3

I am new to web scraping and I try to open a link with selenium:

On Google Chrome I use inspect on the button I want to open and I get the following information:

<a href="/c#candidates?id=a6b0e325a499&amp;candidateFilter=4af15d8991a8" data-tn-link="true" data-tn-element="view-unread-candidates"><span class="jobs-u-font--bold">(4 awaiting review)</span></a>

I try to get all the links with the same structure and open it so I can access its data

enter image description here enter image description here

(I have several button with the same structure but different href that I need to see)

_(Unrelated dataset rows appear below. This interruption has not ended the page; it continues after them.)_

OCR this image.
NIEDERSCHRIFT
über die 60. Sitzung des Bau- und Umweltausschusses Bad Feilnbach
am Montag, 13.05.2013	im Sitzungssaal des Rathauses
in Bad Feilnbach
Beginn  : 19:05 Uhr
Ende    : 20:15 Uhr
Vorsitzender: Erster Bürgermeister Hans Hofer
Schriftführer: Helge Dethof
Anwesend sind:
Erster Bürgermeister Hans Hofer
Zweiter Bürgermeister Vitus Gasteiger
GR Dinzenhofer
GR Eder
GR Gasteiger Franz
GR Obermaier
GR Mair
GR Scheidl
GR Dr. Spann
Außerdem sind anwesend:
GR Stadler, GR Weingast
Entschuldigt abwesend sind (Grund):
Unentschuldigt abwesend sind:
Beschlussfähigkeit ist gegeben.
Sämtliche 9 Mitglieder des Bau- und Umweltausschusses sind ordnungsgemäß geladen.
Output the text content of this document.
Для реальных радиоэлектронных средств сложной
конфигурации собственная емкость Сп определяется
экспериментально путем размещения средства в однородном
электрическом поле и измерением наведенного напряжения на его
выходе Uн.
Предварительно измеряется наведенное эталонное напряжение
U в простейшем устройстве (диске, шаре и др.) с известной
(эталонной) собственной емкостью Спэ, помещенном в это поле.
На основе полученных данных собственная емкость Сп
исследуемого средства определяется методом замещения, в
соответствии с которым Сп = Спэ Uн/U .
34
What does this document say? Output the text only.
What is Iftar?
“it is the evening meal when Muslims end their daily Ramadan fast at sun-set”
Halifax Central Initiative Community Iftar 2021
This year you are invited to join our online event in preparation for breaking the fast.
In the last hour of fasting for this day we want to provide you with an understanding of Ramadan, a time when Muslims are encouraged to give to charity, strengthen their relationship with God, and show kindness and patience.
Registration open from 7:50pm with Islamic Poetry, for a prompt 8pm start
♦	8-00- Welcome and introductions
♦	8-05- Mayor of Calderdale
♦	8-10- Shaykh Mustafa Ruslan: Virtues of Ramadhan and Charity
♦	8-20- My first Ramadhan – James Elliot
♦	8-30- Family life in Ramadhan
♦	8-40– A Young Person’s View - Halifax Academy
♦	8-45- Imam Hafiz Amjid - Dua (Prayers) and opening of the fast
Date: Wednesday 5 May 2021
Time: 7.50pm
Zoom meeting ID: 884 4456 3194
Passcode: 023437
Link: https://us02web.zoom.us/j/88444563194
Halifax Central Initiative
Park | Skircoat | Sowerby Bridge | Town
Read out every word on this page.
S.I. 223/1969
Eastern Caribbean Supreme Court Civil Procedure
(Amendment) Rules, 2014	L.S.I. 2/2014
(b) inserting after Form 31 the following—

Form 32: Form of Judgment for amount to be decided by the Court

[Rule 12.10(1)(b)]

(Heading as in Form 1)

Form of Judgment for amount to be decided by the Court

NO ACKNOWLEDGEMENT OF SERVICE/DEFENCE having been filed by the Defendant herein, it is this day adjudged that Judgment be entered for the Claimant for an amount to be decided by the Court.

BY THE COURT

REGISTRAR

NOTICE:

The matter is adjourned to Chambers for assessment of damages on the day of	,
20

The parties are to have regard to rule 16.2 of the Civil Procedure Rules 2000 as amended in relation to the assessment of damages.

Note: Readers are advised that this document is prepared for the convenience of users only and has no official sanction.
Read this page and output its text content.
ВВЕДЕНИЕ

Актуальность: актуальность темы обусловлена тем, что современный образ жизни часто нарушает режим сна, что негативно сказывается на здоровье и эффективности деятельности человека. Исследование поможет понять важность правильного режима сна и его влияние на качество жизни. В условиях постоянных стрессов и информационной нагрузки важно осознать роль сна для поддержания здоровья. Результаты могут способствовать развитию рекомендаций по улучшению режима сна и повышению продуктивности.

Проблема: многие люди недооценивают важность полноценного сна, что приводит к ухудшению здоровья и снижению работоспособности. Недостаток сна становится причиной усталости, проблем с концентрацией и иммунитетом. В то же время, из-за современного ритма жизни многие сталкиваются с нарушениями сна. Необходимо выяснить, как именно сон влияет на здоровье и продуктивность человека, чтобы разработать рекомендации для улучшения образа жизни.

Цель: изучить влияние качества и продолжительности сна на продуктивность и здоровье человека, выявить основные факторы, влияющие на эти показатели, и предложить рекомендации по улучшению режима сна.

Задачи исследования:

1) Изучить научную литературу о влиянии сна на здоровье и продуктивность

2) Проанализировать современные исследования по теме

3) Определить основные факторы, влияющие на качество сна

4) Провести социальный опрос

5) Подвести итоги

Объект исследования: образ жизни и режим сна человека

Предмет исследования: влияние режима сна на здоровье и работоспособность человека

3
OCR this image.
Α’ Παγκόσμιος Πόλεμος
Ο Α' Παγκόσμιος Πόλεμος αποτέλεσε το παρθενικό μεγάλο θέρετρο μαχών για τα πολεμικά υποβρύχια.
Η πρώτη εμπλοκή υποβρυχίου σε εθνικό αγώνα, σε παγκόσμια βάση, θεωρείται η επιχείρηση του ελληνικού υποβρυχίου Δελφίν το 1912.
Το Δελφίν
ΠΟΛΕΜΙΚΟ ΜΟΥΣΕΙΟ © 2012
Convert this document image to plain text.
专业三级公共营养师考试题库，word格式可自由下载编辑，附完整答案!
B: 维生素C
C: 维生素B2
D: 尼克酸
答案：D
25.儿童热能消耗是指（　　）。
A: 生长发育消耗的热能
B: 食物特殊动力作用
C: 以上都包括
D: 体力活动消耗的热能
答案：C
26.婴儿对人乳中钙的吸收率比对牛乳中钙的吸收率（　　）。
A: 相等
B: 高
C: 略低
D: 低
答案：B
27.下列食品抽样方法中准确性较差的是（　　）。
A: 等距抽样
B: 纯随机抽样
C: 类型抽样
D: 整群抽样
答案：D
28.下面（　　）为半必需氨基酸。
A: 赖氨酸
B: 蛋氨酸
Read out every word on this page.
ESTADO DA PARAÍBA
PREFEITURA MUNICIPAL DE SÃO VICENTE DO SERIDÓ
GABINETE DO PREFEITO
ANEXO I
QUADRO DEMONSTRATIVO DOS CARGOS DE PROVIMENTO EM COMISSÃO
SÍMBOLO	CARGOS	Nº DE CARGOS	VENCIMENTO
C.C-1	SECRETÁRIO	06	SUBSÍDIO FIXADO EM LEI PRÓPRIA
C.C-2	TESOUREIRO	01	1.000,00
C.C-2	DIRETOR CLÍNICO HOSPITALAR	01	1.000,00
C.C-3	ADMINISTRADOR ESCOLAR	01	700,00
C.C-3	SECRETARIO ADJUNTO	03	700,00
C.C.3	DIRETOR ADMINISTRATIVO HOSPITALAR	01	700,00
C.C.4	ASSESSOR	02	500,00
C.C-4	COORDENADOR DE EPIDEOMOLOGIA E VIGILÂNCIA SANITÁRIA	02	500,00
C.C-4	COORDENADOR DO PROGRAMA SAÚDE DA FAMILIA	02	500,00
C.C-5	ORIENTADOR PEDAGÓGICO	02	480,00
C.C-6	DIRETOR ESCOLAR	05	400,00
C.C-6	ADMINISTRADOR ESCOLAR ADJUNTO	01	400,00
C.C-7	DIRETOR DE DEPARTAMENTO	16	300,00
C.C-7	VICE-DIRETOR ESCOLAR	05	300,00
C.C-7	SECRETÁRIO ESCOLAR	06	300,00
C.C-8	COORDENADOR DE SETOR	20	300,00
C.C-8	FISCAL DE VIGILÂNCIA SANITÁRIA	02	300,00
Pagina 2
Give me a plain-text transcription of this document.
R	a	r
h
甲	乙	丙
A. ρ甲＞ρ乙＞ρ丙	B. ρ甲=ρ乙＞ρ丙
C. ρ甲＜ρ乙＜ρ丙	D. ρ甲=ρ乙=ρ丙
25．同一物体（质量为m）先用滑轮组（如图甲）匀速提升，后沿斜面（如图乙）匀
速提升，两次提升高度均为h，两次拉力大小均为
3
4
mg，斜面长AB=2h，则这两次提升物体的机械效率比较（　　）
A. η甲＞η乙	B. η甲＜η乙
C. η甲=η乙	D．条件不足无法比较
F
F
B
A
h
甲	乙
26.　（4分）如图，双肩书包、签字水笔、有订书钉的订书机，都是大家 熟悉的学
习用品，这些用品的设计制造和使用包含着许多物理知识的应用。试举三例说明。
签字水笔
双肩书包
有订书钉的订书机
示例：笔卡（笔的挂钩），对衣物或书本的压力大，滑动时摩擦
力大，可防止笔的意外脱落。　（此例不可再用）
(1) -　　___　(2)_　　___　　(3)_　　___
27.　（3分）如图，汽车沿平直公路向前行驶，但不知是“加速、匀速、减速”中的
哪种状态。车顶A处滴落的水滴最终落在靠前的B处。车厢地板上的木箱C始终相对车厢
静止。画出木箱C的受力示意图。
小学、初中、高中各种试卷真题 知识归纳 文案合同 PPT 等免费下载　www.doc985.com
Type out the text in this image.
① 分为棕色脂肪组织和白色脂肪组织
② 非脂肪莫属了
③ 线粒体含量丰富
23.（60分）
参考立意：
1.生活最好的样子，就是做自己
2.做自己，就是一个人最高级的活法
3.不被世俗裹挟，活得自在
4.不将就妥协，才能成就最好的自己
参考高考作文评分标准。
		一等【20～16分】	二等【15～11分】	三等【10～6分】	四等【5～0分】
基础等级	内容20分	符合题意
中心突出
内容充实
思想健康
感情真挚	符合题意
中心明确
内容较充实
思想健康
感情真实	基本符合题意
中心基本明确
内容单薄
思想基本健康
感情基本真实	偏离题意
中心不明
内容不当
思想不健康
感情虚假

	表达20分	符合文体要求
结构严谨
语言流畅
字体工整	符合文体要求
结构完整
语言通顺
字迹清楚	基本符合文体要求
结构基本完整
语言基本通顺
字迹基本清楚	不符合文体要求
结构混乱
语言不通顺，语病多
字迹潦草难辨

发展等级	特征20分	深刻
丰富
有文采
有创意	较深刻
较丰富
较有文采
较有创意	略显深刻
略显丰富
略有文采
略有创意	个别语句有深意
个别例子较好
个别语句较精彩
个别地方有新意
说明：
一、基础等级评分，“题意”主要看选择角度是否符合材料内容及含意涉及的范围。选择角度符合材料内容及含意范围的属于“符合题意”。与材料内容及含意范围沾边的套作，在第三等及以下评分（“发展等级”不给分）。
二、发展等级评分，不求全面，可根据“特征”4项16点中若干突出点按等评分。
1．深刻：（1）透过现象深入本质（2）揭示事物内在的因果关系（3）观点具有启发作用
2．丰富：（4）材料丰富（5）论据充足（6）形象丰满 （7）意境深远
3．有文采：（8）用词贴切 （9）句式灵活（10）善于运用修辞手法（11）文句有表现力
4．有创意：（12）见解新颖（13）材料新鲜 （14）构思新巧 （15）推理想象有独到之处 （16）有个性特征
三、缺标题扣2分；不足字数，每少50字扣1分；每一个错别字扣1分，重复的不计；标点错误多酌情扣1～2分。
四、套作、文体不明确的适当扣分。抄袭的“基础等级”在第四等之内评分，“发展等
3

Also under Properties I can see a for the same button.

However I want to be more precise than just using as I want only those particular links mentioned above:

elements = driver.find_elements_by_tag_name("a")

Can anyone advise ?

Solal
  • 611
  • 2
  • 9
  • 26
  • Can you show an additional link or two so we can see what remains fixed and what changes between candidates? For example, is it only unread you care about? It sounds like you really want to be able to match all qualifying a tags and then click - will you be passing a list of ids for example? – QHarr May 11 '19 at 03:49
  • Thanks I added image so you can see the structure. Actually candidateFilter is not the issue here. – Solal May 12 '19 at 21:05
  • This solved now? – QHarr May 12 '19 at 21:06
  • not really didn't make it work I think I get the elements with xpath: ```xpath = "/html/body/div[@id='wrapper']/div[@id='page_frame']/div[@id='page_content']/div[@class='page-wrapper']/div[@id='mc']/div[@id='plugin_container_MainContent']/div[@class='plugin-hadesinternal']/div/div/div[@class='jobs-JobsTab-main']/table[@class='jT cSST']/tbody/tr[@class='job-row'][3]/td[@class='candidates']/div/a[1]" selected_option = driver.find_element_by_xpath(xpath)``` But can't open in a new tab or open and return to my previous page or open with BeautifulSoup... – Solal May 12 '19 at 21:10
  • can you share the url? – QHarr May 12 '19 at 21:11
  • It's url after login... It's my personal account. How can I share it with you differently ? – Solal May 12 '19 at 21:12
  • no, you shouldn't share your personal details. – QHarr May 12 '19 at 21:12
  • Ok @supputuri solution worked with xpath. I can open the link now the struggle is opening in a new tab but this is another topic. Thanks for your – Solal May 12 '19 at 21:16
  • KunduK has done what I would have done except it looks like relative links that need a domain concatenated as prefix. Then you can loop that list and driver.get each url. – QHarr May 12 '19 at 21:17
  • you can open in a new tab easily with execute_script and pass javascript command for new tab – QHarr May 12 '19 at 21:17
  • Like this: https://stackoverflow.com/a/42417215/6241235 where you concatenate the new url from your list as you loop – QHarr May 12 '19 at 21:18
  • @QHarr when I do: ```selected_option = driver.find_element_by_xpath(xpath) selected_option.click()``` that works fine however ```selected_option = driver.find_element_by_xpath(xpath) selected_option.send_keys(Keys.COMMAND + 't')``` nothing will happen. I don't see how to handle it with `driver.execute_script("window.open('');")` – Solal May 12 '19 at 21:24
  • driver.execute_script("window.open('" + url + "');") – QHarr May 12 '19 at 21:25
  • 1
    Thanks @QHarr. Working well. I just had to add an intermediary step in between. I will show full code so it's clearer ```selected_option = driver.find_element_by_xpath(xpath) url = selected_option.get_attribute("href") driver.execute_script("window.open('" + url + "');") ``` – Solal May 12 '19 at 21:32

4 Answers4

2

You can use //a[@data-tn-element = 'view-unread-candidates'], which will list all unread candidates.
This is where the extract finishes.